In the beginning, the teams were sponsored by the Selbyville Elks, The Fenwick Island Lions Club, The John M. Clayton Lions Club and The Lord Baltimore Lions Club, and there might be more, but I can not find anything else in the past minutes that I found.

They played their games mostly at the high schools at that time: Selbyville, John M. Clayton and Lord Baltimore High Schools.

Lower Sussex Little League started to grow so much, they were to able to move to a central location at the Pyle Center with three fields.

Our (Arlene and I) children started playing at the Pyle Center in 1985 and we were able to start serving on the Lower Sussex Little League Board in 1987. I was elected President in 1989. In 1990, we able to sign a 99-year lease for a new section (approximately 14 acres).

When softball was introduced, the number of children grew dramatically (averaging 700 children a year) so the building of new fields were needed. Many people volunteered their time to build a first class facility.

I want to thank the many volunteers (managers, coaches, umpires, concession stand workers) and the people who donated money to build this facility. We have a facility that has no debt.

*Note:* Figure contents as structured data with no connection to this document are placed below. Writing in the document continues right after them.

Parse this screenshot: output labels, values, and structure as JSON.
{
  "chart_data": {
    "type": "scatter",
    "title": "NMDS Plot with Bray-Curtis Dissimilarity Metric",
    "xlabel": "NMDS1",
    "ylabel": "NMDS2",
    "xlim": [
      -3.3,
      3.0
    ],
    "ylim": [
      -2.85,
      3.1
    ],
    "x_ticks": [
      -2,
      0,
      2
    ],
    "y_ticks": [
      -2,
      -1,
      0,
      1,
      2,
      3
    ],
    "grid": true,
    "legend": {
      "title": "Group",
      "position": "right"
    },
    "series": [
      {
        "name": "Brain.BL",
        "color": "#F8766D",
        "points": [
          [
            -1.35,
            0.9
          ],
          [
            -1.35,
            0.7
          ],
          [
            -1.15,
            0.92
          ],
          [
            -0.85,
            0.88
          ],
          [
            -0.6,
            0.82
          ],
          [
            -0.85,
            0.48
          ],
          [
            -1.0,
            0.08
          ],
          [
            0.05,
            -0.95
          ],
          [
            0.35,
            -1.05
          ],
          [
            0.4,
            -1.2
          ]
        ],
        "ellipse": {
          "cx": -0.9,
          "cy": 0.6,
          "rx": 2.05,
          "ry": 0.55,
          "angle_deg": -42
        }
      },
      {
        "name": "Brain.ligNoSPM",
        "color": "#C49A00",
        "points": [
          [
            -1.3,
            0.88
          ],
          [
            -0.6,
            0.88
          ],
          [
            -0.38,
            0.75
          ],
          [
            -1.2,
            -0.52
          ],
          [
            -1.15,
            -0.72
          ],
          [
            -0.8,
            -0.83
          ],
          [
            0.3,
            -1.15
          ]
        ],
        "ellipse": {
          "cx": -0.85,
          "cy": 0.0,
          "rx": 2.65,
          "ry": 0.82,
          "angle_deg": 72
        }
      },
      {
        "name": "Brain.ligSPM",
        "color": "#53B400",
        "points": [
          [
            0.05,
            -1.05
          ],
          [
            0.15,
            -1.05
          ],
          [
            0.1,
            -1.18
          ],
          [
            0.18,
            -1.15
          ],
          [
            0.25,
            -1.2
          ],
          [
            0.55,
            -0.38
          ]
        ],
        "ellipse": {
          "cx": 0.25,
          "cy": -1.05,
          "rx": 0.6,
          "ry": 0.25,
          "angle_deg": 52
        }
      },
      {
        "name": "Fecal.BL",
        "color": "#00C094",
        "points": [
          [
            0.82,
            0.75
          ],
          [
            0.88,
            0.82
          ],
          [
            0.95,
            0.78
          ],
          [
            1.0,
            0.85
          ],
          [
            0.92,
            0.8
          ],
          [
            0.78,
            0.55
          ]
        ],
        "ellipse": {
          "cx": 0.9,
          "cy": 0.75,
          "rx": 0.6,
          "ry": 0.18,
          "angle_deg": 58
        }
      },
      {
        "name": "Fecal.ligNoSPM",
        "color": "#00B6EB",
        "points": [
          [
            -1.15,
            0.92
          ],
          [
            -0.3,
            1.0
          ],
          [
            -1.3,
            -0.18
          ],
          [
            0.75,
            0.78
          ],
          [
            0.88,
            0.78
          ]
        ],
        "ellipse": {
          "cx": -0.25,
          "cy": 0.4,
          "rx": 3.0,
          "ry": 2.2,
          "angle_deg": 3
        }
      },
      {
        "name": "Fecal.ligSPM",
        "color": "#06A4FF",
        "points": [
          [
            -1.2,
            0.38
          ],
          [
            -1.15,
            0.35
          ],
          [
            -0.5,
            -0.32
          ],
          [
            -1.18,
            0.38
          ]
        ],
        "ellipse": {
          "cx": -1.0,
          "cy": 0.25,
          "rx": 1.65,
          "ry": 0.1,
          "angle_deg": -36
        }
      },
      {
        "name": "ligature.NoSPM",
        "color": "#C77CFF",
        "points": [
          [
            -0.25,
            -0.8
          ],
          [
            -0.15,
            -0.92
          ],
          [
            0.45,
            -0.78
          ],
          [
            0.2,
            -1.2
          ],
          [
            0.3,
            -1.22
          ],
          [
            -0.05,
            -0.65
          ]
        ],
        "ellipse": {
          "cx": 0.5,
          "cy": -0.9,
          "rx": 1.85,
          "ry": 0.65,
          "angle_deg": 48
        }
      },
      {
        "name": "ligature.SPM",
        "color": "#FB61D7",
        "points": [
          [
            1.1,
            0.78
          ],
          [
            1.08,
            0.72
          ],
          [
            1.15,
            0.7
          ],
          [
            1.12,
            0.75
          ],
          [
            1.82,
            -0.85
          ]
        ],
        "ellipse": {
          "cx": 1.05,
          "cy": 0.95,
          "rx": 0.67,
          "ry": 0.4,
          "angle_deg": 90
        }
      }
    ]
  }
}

In 2004, we were lucky enough to land The Senior Girls Softball World Series (Ages 14 to 16) and, in 2013, we landed a second World Series, which was the Big League Girls (ages 16 to 18). These girls come from around the world and they get to see the United States and make new friends.

Who would have thought that our complex would be seen on ESPN? Some of the best softball is played in Sussex County, because some of our local teams have won the World Series.

I have been on the Board of Directors for 30 years and I have served as president for 21 years, but I am looking for a new challenge.

I am also serving on the Pyle Center board, and I have received permission to explore the idea of building a YMCA or a community center.

The Pyle Center has two other parcels on which we can build. We have a partial board of directors in place. If you would like to volunteer, please, let me know. You can reach me at brucelayton@verizon.net.

Again, it has been a pleasure to serve on the Lower Sussex Little League Board of Directors, but it is time to see if we can build another facility.

Bruce Layton

Ocean View

Reader asks: Equal justice ... or not

Editor:

Cash bail is the dirty secret of America’s justice system. Being poor should not mean more jail time, however, if you don’t have resources that is where you’ll be.

Municipalities across the country jail more people for not being able to post bond than given a speedy trial. Hence the growing prison population and the mass incarceration that exists today. And, I might add, that the for-profit prison industry has grown proportionately. We have in this administration individuals willing to roll back regulations that are both harsh and punitive. These statutes unfairly impact poor people and people of color. When I look at the scale of justice, I see a blindfolded woman who doesn’t see you. But in actuallity, a double standard exists that being poor, black and innocent results in more jail time than a white person of means who is guilty!.

As the struggle for the promise of America continues we are confronted by the pathological lying and bigotry by our current president.